In this passage, it becomes clear how people south of the Wall and north of the Wall have very different understandings of land and land ownership. In Ygritte’s view, land isn’t something you own, it is something for everyone to share. Ygritte also relates this to the Free Folk ideology of not kneeling. In a sense, this is similar to what Dr Finbog writes about the Sámi not believing in subjugating either land, non-human beings, or human beings (2022a). As she notes, the forced erasure of this way of thinking and understanding amounts to epistimicide. Perhaps we’ll see a similar process with the Free Folk as they are forced to migrate to the south and assimilate into another culture. Now, Jon and many other characters might object to the notion of freedom and non-subjugation given the Free Folk tradition of stealing daughters. And that brings us to our next topic, Free Folk understandings of sex, gender, and sexuality.

Sex, sexuality, and gender

One reoccurring thing that people south of the Wall bring up as a danger with the Free Folk is their tradition of stealing women. This is something Jon and Ygritte discuss, and she offers these counterpoints to his criticism of the practice:

”And what if they do? I’d sooner be stolen by a strong man than be given t’ some weakling by my father.”

”You say that, but how can you know? What if you were stolen by someone you hated?”

”He’d have t’ be quick and cunning and brave t’ steal me. So his sons would be strong and smart as well. Why would I hate such a man as that?”

”Maybe he never washes, so he smells as rank as a bear.”

”Then I’d push him in a stream or throw a bucket o’ water on him. Anyhow, men shouldn’t smell sweet like flowers.”

”What’s wrong with flowers?”

”Nothing, for a bee. For bed I want one o’ these.” Ygritte made to grab the front of his breeches.

Jon caught her wrist. ”What if the man who stole you drank too much?” he insisted. ”What if he was brutal or cruel?” He tightened his grip to make a point. ”What if he was stronger than you, and liked to beat you bloody?”

”I’d cut his throat while he slept. You know nothing, Jon Snow.” Ygritte twisted like an eel and wrenched away from him.

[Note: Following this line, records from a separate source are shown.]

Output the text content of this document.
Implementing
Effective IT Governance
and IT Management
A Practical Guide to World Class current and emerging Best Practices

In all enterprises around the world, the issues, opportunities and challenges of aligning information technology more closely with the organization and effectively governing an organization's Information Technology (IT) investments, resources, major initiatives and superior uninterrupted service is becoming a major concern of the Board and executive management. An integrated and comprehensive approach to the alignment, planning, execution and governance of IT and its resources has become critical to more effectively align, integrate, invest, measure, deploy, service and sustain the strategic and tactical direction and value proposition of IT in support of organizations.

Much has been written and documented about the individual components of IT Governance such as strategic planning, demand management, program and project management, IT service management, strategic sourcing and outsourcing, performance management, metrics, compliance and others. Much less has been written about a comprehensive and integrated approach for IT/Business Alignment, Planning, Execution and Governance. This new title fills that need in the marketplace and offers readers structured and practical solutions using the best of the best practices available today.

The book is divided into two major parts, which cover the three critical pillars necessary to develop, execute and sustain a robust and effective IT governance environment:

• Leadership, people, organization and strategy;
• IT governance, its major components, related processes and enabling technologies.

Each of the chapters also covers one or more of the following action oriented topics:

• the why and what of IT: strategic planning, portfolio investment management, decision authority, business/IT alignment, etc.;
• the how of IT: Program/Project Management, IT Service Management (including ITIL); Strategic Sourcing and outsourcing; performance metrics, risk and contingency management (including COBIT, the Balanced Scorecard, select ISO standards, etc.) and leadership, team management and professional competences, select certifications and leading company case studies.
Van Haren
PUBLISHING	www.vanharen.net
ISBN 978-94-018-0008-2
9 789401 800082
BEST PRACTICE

”A man can own a woman or a man can own a knife,” Ygritte told him, ”but no man can own both. Every little girl learns that from her mother.” She raised her chin defiantly and gave her thick red hair a shake. ”And men can’t own the land no more’n they can own the sea or the sky. You kneelers think you do, but Mance is going t’ show you different.”

A Storm of Swords, Jon V

Now, I’m not saying this tradition is unproblematic. But it’s not necessarily worse than being married off by your father, which is very common in the Seven Kingdoms. What’s more, as Ygritte points out, it is much more culturally acceptable for Free Folk women to take action if they’re displeased with their man. Be it throwing a bucket of water at him or killing him. A Free Folk woman isn’t owned by her husband. Nonetheless, this tradition makes the Free Folk seem wild and uncivilised to the people south of the Wall. To them, it’s unacceptable for a man to take a woman to wife without the consent of the woman’s previous owner, her father. As Learned Hands have pointed out – in medieval times, the crime of rape was mainly seen as a problem since it damaged the property of a man (be it his daughter or wife). A woman’s father or husband is the one to decide over her sexuality and reproduction. Clearly, the Free Folk don’t view it like that.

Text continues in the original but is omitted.